Once the wars in Iraq and Afghanistan finally wind down and the huge yearly Overseas Contingency Operations (OCO) supplemental funding bills end, the U.S. will save—or at least stop spending—an absolutely staggering amount of money each year. (The Obama administration requested $118 billion for war funding for fiscal 2012, down from $159 billion in fiscal 2011.) But the loss of that cash also spells trouble for the Defense Department, since the services have been using those supplementals to fund the repair and modernization of their damaged or aging equipment. Without that cash, and with the defense budget on the chopping block for hundreds of billions in cuts over the next decade, future repair and reset might be in trouble.
Michael Disano, a senior fellow at McLean, Va.-based government consulting firm LMI, says that maintenance base budgets “probably have been understated as a result of the overreliance on the overseas contingency operations dollars,” adding that there are some “enduring requirements that have been funded with OCO dollars, and that poses a real challenge to the department.”

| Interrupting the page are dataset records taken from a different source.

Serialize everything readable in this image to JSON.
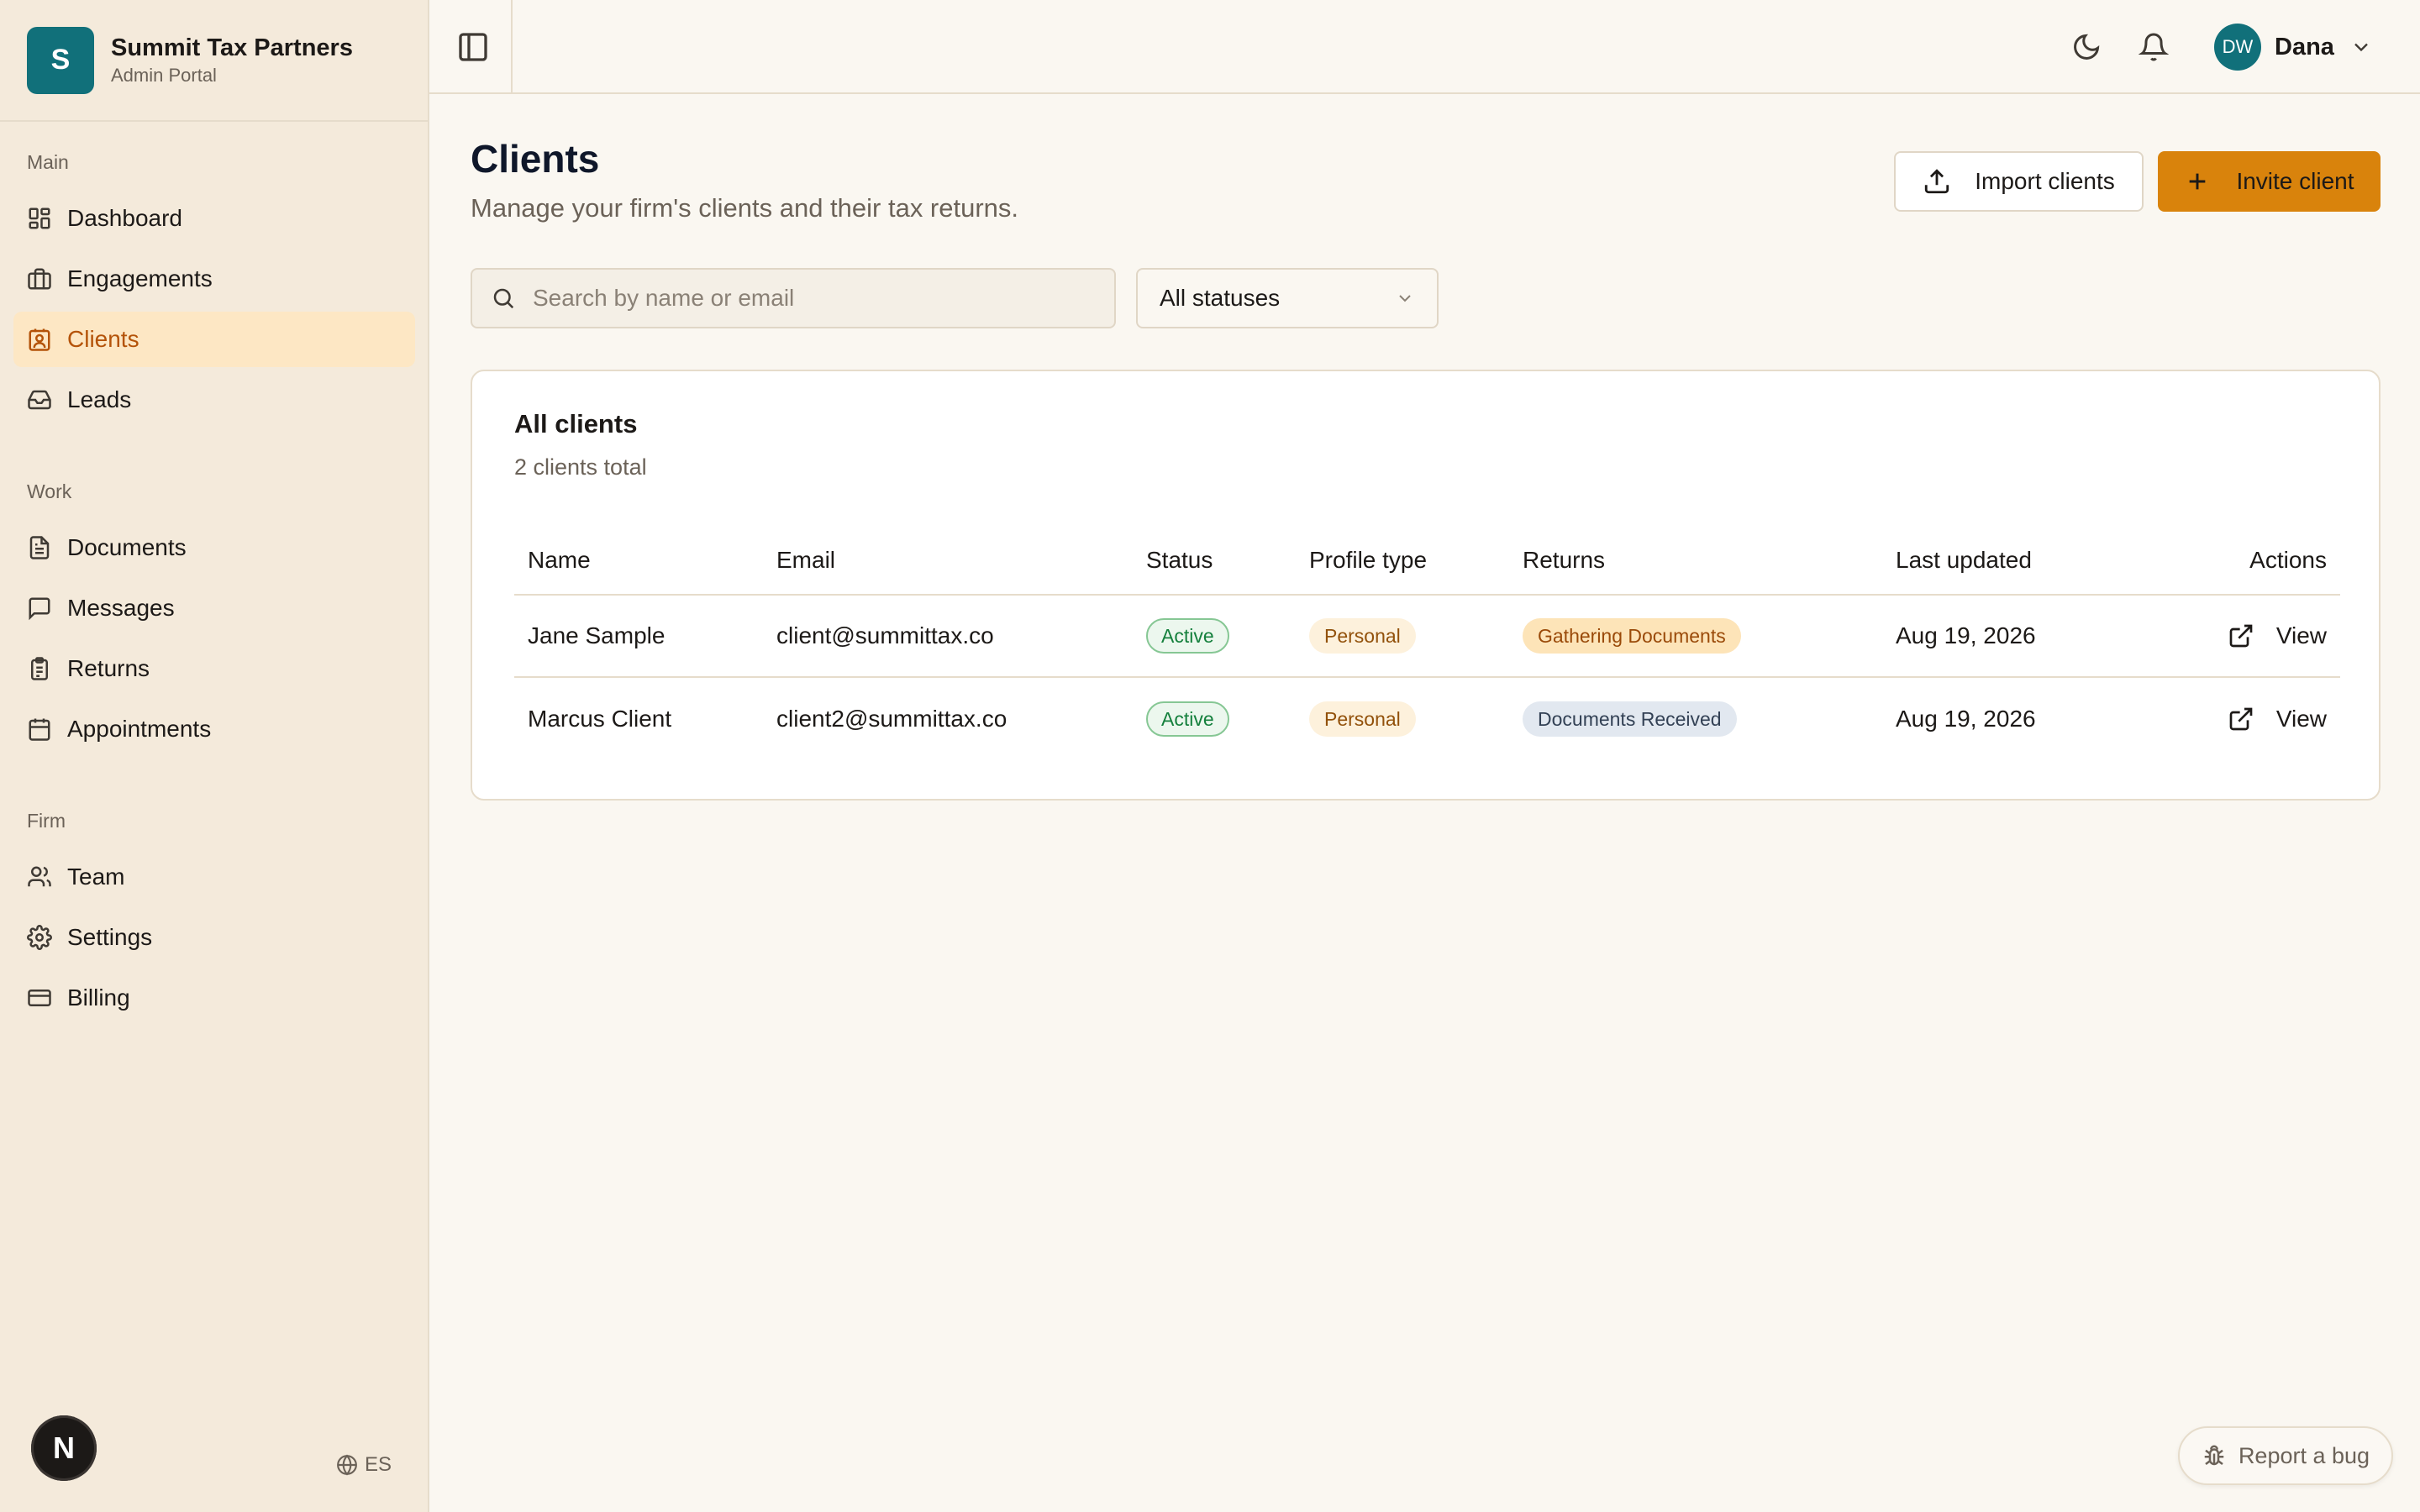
{
  "brand": {
    "logo_letter": "S",
    "name": "Summit Tax Partners",
    "subtitle": "Admin Portal"
  },
  "sidebar": {
    "sections": [
      {
        "heading": "Main",
        "items": [
          {
            "label": "Dashboard",
            "icon": "dashboard-icon"
          },
          {
            "label": "Engagements",
            "icon": "briefcase-icon"
          },
          {
            "label": "Clients",
            "icon": "contact-icon",
            "active": true
          },
          {
            "label": "Leads",
            "icon": "inbox-icon"
          }
        ]
      },
      {
        "heading": "Work",
        "items": [
          {
            "label": "Documents",
            "icon": "document-icon"
          },
          {
            "label": "Messages",
            "icon": "message-icon"
          },
          {
            "label": "Returns",
            "icon": "clipboard-icon"
          },
          {
            "label": "Appointments",
            "icon": "calendar-icon"
          }
        ]
      },
      {
        "heading": "Firm",
        "items": [
          {
            "label": "Team",
            "icon": "users-icon"
          },
          {
            "label": "Settings",
            "icon": "gear-icon"
          },
          {
            "label": "Billing",
            "icon": "credit-card-icon"
          }
        ]
      }
    ],
    "n_badge": "N",
    "language": "ES"
  },
  "topbar": {
    "user_initials": "DW",
    "user_name": "Dana"
  },
  "page": {
    "title": "Clients",
    "subtitle": "Manage your firm's clients and their tax returns.",
    "import_label": "Import clients",
    "invite_label": "Invite client"
  },
  "filters": {
    "search_placeholder": "Search by name or email",
    "search_value": "",
    "status_selected": "All statuses"
  },
  "table": {
    "title": "All clients",
    "count_text": "2 clients total",
    "columns": [
      "Name",
      "Email",
      "Status",
      "Profile type",
      "Returns",
      "Last updated",
      "Actions"
    ],
    "rows": [
      {
        "name": "Jane Sample",
        "email": "client@summittax.co",
        "status": "Active",
        "profile": "Personal",
        "returns": "Gathering Documents",
        "updated": "Aug 19, 2026",
        "action": "View"
      },
      {
        "name": "Marcus Client",
        "email": "client2@summittax.co",
        "status": "Active",
        "profile": "Personal",
        "returns": "Documents Received",
        "updated": "Aug 19, 2026",
        "action": "View"
      }
    ]
  },
  "report_bug_label": "Report a bug",
  "colors": {
    "accent": "#d9830c",
    "brand_teal": "#11707a",
    "sidebar_bg": "#f4eadb",
    "active_nav_bg": "#fde7c4"
  }
}
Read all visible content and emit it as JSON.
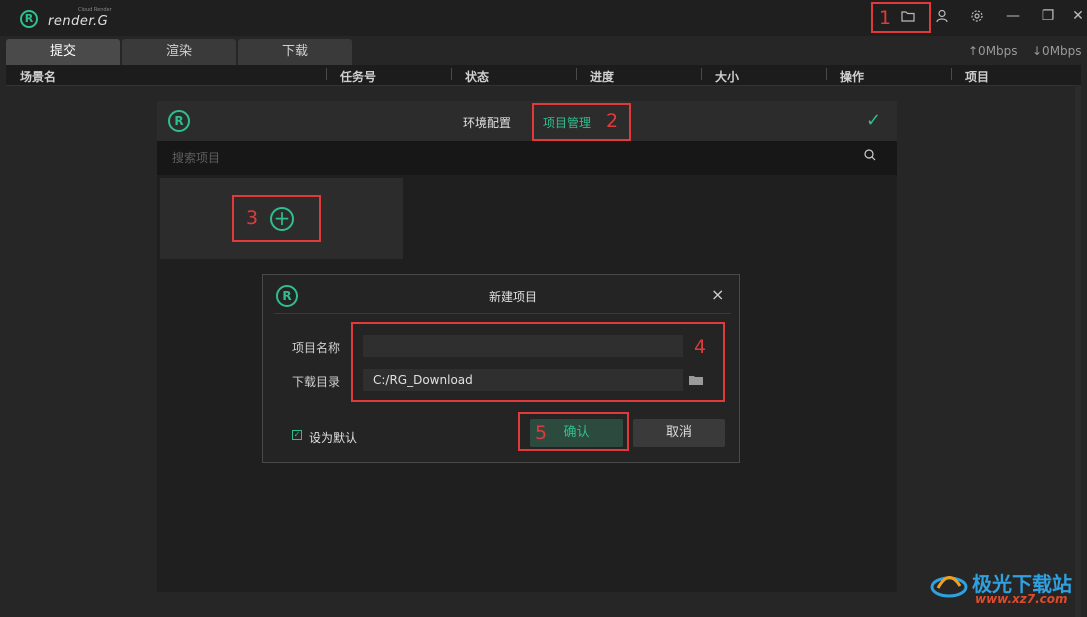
{
  "app": {
    "logo_text": "render.G",
    "logo_subtext": "Cloud Render",
    "logo_mark": "R"
  },
  "window_controls": {
    "folder_icon": "folder-icon",
    "user_icon": "user-icon",
    "settings_icon": "gear-icon",
    "minimize": "—",
    "restore": "❐",
    "close": "✕"
  },
  "tabs": [
    {
      "label": "提交",
      "active": true
    },
    {
      "label": "渲染",
      "active": false
    },
    {
      "label": "下载",
      "active": false
    }
  ],
  "speed": {
    "upload": "↑0Mbps",
    "download": "↓0Mbps"
  },
  "table": {
    "columns": [
      "场景名",
      "任务号",
      "状态",
      "进度",
      "大小",
      "操作",
      "项目"
    ]
  },
  "panel": {
    "tab_env": "环境配置",
    "tab_project": "项目管理",
    "search_placeholder": "搜索项目",
    "add_symbol": "+"
  },
  "dialog": {
    "title": "新建项目",
    "close": "×",
    "name_label": "项目名称",
    "name_value": "",
    "dir_label": "下载目录",
    "dir_value": "C:/RG_Download",
    "set_default_label": "设为默认",
    "set_default_checked": true,
    "confirm_label": "确认",
    "cancel_label": "取消"
  },
  "annotations": [
    "1",
    "2",
    "3",
    "4",
    "5"
  ],
  "watermark": {
    "text": "极光下载站",
    "url": "www.xz7.com"
  },
  "colors": {
    "accent": "#2fbf8f",
    "annotation": "#e23a3a",
    "background": "#262626"
  }
}
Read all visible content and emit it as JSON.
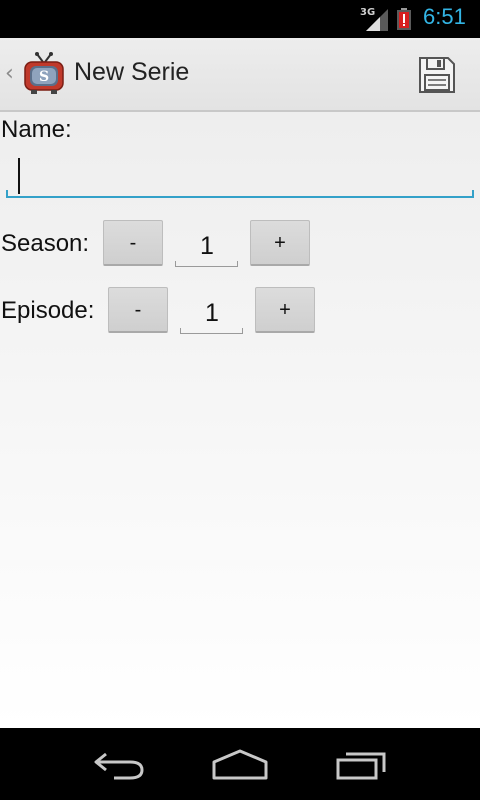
{
  "status_bar": {
    "network_type": "3G",
    "time": "6:51"
  },
  "action_bar": {
    "title": "New Serie",
    "app_icon_letter": "S"
  },
  "form": {
    "name_label": "Name:",
    "name_value": "",
    "season": {
      "label": "Season:",
      "minus_label": "-",
      "value": "1",
      "plus_label": "+"
    },
    "episode": {
      "label": "Episode:",
      "minus_label": "-",
      "value": "1",
      "plus_label": "+"
    }
  },
  "colors": {
    "accent": "#33b5e5",
    "input_focus": "#33a1c9",
    "battery_alert": "#d61f1f"
  }
}
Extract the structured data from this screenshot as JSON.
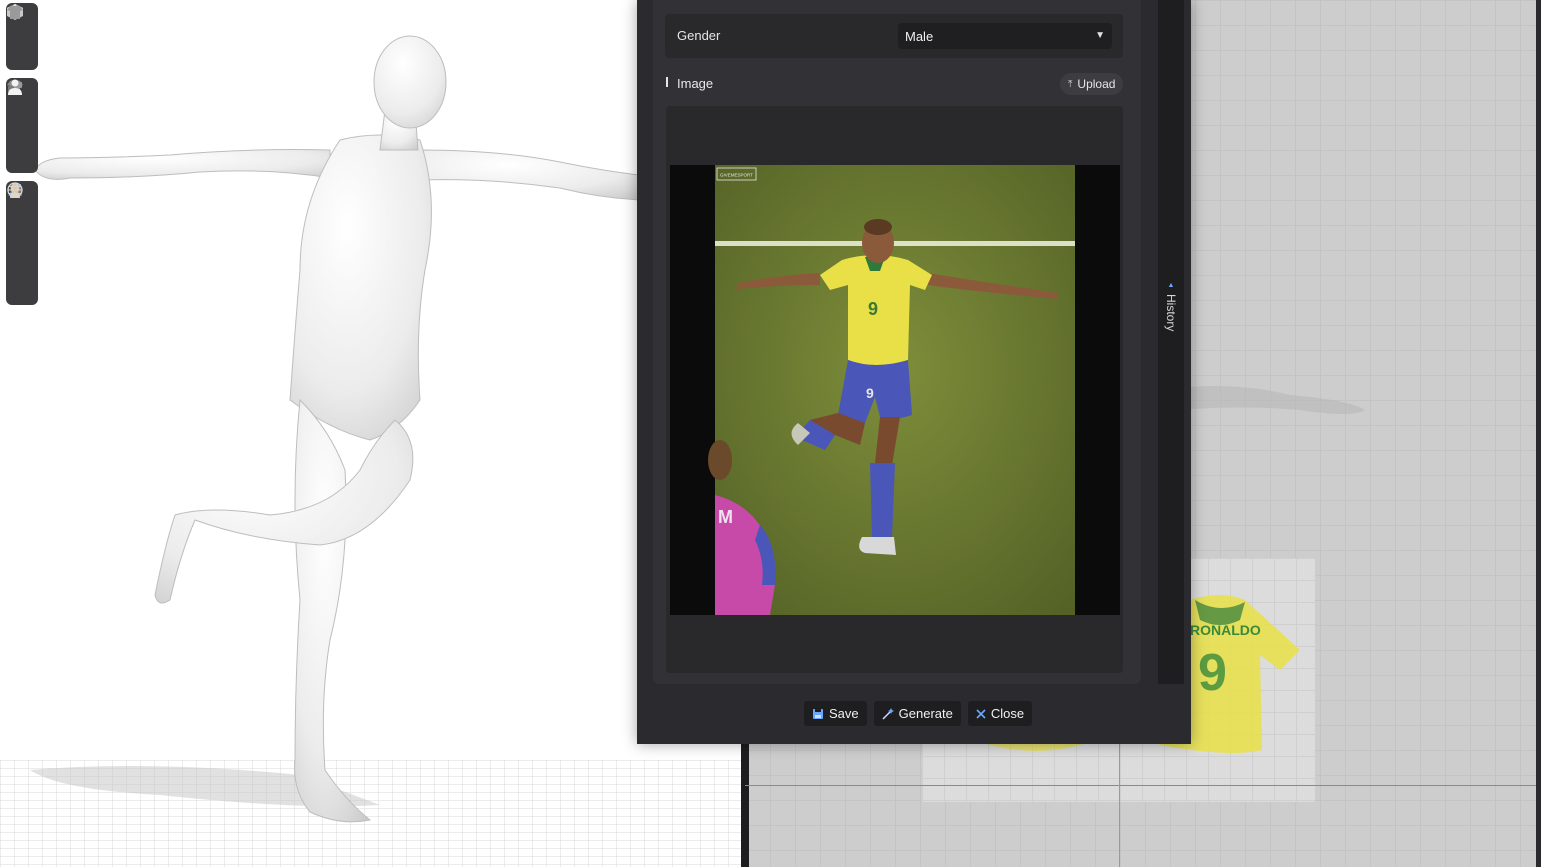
{
  "toolbar": {
    "groups": [
      {
        "tools": [
          {
            "icon": "avatar-3d-icon"
          },
          {
            "icon": "garment-icon"
          }
        ]
      },
      {
        "tools": [
          {
            "icon": "shirt-icon"
          },
          {
            "icon": "fabric-icon"
          },
          {
            "icon": "avatar-icon"
          }
        ]
      },
      {
        "tools": [
          {
            "icon": "brush-icon"
          },
          {
            "icon": "pattern-icon"
          },
          {
            "icon": "skin-icon"
          },
          {
            "icon": "globe-icon"
          }
        ]
      }
    ]
  },
  "dialog": {
    "gender": {
      "label": "Gender",
      "value": "Male"
    },
    "image_section": {
      "title": "Image",
      "upload_label": "Upload"
    },
    "image_watermark": "GIVEMESPORT",
    "history_label": "History",
    "buttons": {
      "save": "Save",
      "generate": "Generate",
      "close": "Close"
    }
  },
  "pattern_view": {
    "shirt_text": "RONALDO",
    "shirt_number": "9"
  },
  "colors": {
    "dialog_bg": "#2b2b2f",
    "panel_bg": "#323236",
    "accent_blue": "#6aa8ff",
    "jersey_yellow": "#e8e046",
    "jersey_green": "#2f7a3a",
    "shorts_blue": "#4a56b8",
    "pitch_green": "#6a7a30"
  }
}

One way that the department is going to try and find savings is in reducing the overall size of the force to pre-9/11 levels. But even then, Disano reminds us that “maintenance work follows equipment and force structure. If force structure changes … maintenance requirements could go down, but if you eliminate newer programs, maintenance costs could go up” as you have to repair aging fleets. He adds that while total work done at depots has grown with the conflict, “if there are substantial cuts, that’s going to cause some stresses. The stresses could come from not enough work to support the payroll, or not enough payroll to support the work. . . . There’s going be enough stress to go around.”